Moreover, if I’m not wrong, backlit photography (the lightbox, that is) as a medium was actually invented by Jeff or, at the very least, he was one of the pioneers, so that it’s not unusual to think of him when you see one.
And, in any case, let me say that he and I are linked by an immediate understanding in terms of images and narration through images. And in fact he appreciates my work, although normally it does not apparently have any point of contact with his. Obviously I adore his work and his cinematic approach, which is perhaps the aspect we share most: building a film with one shot, with a painting, with an installation. Staging all the elements necessary for a film plot, but without imposing any starting point or any end to the story.

LP: Wonderful!
Wonderful to read
Anything else?
Quadrifoglio 290949?

MB: You know I played those numbers on the lottery? When it just so happens that, on leaving a restaurant called the “13 Gobbi” (literally 13 hunchbacks, but in Florence “gobbo” also refers to a Juventus supporter) you find yourself in front of an installation at the very moment when your gallery-owner is asking you to do another two days before the opening ...well then, it just has to be a sign of fate, doesn’t it? And so the game that emerged was as natural as it was spontaneous. Take a photo of the pile of old furniture that was waiting on a narrow footpath to be taken away by the municipal rubbish collectors (which in Florence for some arcane reason, they decided to call “Quadrifoglio” – ergo, four-leafed clover), and then reassemble it in one of the rooms of the gallery. The number that was attached to the furniture booked for collection (290949,) we then found partially inscribed on one of the bas-reliefs made a couple of months earlier. 2029 is the year, according to a certain Ray Kurzweil (who is the head of Google Engineering) when “singularity” will take place. I’m not going to tell you what it is, however. I will leave it to you, stirred by curiosity, to find out for yourself.

LP: What a story!
To be devoured.
In what way do these two installations refer to each other? Is there still the chronological aspect?
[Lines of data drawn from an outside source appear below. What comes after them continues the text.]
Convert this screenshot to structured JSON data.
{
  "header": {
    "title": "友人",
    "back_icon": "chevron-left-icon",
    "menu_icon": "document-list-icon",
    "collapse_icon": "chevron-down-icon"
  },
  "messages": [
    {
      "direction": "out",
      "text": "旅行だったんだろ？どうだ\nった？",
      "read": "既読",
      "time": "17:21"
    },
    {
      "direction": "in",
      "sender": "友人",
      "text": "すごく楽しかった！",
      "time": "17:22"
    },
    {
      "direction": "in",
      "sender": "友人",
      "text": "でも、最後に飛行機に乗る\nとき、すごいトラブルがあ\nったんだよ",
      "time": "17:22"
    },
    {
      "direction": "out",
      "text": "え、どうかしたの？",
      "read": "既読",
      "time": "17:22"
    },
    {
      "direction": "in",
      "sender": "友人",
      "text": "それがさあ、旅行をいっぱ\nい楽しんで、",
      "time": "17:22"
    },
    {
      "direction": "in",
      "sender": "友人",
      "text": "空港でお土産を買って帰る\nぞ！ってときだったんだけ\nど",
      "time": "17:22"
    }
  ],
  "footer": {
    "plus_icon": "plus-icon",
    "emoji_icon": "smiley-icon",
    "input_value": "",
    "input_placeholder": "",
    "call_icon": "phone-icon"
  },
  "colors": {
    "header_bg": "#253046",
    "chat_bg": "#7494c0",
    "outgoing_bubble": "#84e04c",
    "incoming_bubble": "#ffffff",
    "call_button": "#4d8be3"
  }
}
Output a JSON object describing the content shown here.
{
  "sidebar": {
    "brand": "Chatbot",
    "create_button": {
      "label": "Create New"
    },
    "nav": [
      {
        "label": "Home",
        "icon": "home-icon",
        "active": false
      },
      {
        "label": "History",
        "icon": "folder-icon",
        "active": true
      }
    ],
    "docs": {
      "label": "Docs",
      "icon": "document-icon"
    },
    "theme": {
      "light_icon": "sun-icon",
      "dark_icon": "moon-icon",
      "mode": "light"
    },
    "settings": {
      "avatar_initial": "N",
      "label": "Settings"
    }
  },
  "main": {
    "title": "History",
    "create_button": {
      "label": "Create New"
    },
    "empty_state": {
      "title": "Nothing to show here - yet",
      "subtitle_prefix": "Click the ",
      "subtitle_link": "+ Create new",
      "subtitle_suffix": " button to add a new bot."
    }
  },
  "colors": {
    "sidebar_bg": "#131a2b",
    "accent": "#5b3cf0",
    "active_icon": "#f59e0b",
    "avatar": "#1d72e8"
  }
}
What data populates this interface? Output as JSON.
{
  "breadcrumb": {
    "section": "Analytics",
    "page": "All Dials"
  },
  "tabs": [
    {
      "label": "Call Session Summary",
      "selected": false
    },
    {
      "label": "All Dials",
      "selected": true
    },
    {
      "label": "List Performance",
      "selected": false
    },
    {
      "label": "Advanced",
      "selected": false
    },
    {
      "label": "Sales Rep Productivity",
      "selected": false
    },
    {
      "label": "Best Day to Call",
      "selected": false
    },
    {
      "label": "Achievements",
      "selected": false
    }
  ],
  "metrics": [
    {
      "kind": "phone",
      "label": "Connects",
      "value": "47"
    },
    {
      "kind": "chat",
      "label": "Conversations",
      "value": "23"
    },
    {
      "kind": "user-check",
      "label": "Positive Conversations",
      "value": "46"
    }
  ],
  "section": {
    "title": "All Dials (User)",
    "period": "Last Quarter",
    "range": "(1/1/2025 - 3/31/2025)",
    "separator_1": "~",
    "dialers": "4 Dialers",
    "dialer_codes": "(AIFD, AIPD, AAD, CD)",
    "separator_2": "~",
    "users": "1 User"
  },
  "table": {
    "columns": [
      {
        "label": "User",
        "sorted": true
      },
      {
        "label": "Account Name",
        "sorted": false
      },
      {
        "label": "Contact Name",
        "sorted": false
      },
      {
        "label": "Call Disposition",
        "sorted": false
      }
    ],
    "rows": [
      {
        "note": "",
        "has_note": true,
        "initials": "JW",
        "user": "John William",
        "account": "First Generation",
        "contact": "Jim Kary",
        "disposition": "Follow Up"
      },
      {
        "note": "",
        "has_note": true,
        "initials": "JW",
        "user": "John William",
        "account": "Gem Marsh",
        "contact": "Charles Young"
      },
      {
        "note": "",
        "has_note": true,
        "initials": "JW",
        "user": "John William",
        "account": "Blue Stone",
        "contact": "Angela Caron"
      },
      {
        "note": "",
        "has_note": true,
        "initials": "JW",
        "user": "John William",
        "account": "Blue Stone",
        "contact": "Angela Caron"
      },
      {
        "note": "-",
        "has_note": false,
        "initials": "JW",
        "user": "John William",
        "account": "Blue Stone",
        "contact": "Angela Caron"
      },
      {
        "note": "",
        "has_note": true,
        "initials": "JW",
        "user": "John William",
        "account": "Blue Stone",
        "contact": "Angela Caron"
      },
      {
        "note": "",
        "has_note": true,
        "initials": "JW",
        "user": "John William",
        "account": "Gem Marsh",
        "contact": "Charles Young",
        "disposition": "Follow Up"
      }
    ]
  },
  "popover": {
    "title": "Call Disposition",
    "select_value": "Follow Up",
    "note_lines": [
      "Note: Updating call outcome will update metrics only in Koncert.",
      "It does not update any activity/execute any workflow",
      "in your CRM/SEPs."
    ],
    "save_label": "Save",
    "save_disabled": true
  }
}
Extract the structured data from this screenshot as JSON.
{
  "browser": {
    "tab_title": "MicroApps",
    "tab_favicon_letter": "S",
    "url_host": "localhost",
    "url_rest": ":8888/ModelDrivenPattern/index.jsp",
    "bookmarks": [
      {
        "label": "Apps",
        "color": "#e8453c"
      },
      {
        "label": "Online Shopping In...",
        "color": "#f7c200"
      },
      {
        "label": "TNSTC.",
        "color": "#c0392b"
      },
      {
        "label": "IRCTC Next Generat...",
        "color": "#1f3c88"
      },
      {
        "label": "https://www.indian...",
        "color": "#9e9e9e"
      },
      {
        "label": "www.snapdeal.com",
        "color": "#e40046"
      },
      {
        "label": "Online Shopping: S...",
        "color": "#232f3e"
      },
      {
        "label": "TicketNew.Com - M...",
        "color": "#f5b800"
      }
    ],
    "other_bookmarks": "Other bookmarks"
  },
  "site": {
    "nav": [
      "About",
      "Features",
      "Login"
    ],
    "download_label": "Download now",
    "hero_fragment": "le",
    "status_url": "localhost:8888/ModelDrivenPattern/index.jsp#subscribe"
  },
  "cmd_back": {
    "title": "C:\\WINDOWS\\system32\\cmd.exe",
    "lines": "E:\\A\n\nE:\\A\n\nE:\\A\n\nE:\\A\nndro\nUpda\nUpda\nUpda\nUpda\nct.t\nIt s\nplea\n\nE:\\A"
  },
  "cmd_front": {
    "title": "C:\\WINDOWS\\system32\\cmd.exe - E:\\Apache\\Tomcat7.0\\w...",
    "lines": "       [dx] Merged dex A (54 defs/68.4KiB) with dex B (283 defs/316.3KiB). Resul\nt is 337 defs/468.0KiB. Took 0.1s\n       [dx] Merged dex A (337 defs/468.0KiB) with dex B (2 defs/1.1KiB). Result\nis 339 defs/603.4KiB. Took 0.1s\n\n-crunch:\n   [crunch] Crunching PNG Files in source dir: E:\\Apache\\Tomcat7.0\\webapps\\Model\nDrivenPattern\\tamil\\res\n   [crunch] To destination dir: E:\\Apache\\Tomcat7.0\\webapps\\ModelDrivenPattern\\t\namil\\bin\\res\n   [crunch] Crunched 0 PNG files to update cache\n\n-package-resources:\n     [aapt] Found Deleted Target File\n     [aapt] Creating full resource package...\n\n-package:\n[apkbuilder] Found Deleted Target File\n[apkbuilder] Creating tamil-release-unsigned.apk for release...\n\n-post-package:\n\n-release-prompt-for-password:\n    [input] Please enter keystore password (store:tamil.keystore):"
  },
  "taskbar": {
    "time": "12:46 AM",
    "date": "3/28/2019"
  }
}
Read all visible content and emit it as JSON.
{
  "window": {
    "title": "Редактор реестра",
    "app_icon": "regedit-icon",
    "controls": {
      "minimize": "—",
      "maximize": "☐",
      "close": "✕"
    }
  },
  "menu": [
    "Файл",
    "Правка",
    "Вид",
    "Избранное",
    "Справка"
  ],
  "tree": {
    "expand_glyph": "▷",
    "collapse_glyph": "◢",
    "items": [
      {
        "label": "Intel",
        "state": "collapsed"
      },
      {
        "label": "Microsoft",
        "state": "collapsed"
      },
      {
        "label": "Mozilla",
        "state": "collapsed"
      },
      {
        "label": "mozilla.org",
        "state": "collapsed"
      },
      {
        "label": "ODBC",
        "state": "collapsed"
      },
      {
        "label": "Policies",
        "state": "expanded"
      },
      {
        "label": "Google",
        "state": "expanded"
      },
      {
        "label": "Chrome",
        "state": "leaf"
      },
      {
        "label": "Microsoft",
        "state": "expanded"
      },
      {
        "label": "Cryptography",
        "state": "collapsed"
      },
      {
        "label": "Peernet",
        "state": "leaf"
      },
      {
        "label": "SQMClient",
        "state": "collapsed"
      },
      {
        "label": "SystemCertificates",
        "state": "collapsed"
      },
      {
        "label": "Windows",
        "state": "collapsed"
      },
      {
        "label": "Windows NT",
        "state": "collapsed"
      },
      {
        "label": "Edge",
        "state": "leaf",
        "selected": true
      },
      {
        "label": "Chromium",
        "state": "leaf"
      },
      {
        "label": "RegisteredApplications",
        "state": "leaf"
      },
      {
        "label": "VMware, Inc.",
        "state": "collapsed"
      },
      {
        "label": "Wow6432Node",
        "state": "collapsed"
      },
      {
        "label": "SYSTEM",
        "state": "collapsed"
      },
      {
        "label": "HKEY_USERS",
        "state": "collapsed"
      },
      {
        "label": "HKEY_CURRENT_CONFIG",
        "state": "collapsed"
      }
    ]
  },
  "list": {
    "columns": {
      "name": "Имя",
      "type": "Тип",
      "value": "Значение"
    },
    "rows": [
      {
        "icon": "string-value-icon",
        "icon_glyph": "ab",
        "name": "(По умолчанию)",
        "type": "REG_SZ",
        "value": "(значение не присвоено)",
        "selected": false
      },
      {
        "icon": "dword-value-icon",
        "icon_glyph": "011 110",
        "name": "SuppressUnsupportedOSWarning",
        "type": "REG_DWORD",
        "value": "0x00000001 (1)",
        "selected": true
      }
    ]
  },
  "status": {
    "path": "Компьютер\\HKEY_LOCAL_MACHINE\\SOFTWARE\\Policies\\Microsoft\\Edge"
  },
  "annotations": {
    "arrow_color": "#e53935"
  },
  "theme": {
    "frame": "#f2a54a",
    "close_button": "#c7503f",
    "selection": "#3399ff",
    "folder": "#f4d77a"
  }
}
MB: If there weren’t the “chronological aspect” life would not exist except for an instant, that is, it would not exist as life understood as the passage of time, ageing or even, on the country, growing young again.
And so...it’s obvious that there’s “still” the chronological aspect: I did one in the first days of September, and the other appeared six, seven weeks later. And then, taken individually ...in the first the passage of time is documented by the photographs on display that portray the space occupied by Roberto, who at the time is no longer present in the scene. In the second – there too – in reality the marking of time is delegated to the photo hanging right beside the door of the room where it has been reassembled. As you can see, with a titter of wit you can always provide a reason for everything, even where apparently there is none.